Enjoyable characters, splendid backdrop of the earthquake in San Francisco, adventure, suspense in all the right places, intrigue, and entertaining dialogue! I can’t wait to read what happens next!

I am now a fan of Molly Murphy and will be picking up this series from the beginning!

I received a copy through NetGalley for an honest review.

Stephanie M. Hopkins

Book Review: Murder Comes Calling by C.S. Challinor

Murder comes calling

When four murders take place in a secluded English community, Scottish barrister Rex Graves is called on to lend his investigatory expertise. The only link between the victims is that their homes were up for sale. But when the local authorities arrest a shady house agent, letters written in blood on the bodies tip Rex off to a different kind of killer.

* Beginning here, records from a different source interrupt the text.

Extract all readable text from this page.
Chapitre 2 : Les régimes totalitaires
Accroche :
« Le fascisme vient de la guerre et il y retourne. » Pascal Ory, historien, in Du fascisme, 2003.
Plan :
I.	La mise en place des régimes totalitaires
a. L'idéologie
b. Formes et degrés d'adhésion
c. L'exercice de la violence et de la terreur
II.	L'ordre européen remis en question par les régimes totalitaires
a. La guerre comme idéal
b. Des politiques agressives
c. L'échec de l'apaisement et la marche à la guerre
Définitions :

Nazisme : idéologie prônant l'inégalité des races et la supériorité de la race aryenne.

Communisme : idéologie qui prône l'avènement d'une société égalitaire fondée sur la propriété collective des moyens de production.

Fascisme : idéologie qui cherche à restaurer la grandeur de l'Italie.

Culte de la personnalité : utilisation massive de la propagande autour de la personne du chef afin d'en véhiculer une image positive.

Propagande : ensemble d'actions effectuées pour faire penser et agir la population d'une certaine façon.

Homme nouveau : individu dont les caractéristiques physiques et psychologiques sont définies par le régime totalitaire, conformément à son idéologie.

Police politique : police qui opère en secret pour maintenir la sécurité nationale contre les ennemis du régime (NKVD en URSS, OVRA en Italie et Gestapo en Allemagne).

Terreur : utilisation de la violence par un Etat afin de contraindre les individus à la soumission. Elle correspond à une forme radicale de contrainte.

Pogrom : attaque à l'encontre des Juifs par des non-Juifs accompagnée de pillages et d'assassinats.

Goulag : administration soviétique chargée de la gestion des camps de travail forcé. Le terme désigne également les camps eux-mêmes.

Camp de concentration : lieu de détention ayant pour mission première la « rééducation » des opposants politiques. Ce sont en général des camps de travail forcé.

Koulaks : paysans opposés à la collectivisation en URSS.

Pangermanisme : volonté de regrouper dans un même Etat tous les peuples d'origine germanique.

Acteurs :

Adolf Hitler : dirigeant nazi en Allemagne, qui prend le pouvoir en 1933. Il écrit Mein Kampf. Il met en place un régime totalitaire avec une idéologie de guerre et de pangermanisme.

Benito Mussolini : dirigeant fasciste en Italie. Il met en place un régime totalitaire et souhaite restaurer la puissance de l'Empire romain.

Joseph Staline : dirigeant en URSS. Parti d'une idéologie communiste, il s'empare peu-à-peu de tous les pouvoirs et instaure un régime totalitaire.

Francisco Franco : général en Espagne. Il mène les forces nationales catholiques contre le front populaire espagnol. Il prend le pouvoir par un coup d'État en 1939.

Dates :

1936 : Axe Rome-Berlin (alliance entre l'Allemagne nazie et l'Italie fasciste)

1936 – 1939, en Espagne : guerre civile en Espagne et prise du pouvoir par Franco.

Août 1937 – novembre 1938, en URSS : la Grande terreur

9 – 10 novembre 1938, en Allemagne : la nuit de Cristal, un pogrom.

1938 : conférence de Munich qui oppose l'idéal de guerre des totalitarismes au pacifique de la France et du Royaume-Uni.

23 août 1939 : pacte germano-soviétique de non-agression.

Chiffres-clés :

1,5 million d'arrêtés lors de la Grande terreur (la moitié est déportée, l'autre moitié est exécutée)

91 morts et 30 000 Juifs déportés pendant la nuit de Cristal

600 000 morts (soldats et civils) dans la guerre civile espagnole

Digging into the past, Rex discovers that the victims were not who they appeared to be. For the first time, he’s not up against a lone operator. With his fiancee away on a cruise, Rex must race to solve the murder before she catches him indulging his forbidden crime-solving hobby . . . or before he becomes the latest victim.

My thoughts:

After reading this story, I was really torn with writing this review. While this story has much to recommend it, I wasn’t really thrilled with it. It was an okay read for me.

Rex Graves was about the only commendable character in the story and Malcolm annoyed me to no end. Rex is the perfect sleuth. Though Malcolm annoyed me, I sympathized with his situation. When Rex came on the scene, he pushed Malcolm to-get with it-if you will.

I love a good murder mystery and while the premise was interesting and I did become intrigued how the plot unfolds, I found several of the parts to be uninteresting. I wanted to be drawn in more. I might go back to the story in the future and see if my feelings change.

I rated this book three stars.

I received a copy of this book from NetGalley for an honest review.